A third European team, PoliMOVE, had a chance to win, but its GPS trackers failed during the race, rendering their car “completely blind,” according to Sergio Matteo Savaresi, team manager and professor at the Polytechnic University of Milan.
Sensors, cameras, radar, and, most all, GPS, without which no controlled mobility is possible, are all used by autonomous cars, with some having two aboard.

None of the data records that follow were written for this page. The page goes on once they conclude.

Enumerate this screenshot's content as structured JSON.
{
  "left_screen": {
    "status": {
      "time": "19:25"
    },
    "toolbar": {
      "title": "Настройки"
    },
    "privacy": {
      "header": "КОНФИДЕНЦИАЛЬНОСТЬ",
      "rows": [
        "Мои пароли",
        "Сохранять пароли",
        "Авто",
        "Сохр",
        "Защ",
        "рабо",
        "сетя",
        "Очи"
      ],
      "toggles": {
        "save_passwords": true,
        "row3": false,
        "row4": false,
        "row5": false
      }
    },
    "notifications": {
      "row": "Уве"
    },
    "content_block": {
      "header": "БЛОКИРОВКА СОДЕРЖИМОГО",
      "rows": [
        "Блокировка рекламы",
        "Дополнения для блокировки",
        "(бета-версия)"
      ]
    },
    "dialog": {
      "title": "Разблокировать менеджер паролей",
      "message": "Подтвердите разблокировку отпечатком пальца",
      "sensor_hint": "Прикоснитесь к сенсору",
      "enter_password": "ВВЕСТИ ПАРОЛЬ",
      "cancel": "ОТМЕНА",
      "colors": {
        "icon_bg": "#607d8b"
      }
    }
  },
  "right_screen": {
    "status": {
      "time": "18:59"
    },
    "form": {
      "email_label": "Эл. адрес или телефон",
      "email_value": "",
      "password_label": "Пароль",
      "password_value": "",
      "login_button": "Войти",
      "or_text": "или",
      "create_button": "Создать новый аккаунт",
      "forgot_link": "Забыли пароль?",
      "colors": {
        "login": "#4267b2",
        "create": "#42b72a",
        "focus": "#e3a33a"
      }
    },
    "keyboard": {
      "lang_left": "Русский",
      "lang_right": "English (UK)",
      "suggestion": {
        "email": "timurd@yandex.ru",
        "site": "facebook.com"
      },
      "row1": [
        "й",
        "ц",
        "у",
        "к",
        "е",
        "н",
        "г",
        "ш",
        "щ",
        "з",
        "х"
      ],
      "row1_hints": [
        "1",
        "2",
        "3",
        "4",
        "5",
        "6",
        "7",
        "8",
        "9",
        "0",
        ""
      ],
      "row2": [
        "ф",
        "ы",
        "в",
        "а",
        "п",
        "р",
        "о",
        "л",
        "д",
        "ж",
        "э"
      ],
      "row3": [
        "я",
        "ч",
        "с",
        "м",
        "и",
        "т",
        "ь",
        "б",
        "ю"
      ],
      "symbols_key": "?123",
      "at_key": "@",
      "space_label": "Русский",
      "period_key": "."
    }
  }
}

Every team uses the Dallara IL-15, which looks like a Formula One car but is smaller and costs $230,000. According to the event organizers, the equipment on board makes each automobile worth more than $1 million.
Sensors offered by industry pioneer Luminar that can map out surfaces from 250 meters afar are among the technology deployed in the vehicles.
According to Alexander Wischnewski, a member of the winning team, the TUM team’s average speed of 218 km/h “is not far away from what human drivers do” with the identical automobile.
“I’m pretty proud of what we displayed today,” Wischnewski said, despite the cool, rainy conditions in Indianapolis on Saturday and the lack of sufficient tire warm-up time.
“No one knew these (self-driving cars) could drive so quickly in competition,” Dallara USA CEO Stefano dePonti said, adding that he had witnessed “a part of history.”
“With these conditions, it was impossible,” Bertogna said, adding that he believed the autonomous Dallara could achieve 280 km/h.
The nine participating college student teams had been preparing for an event for two years. The Washington Newsday Brief News is a daily newspaper published in Washington, D.C.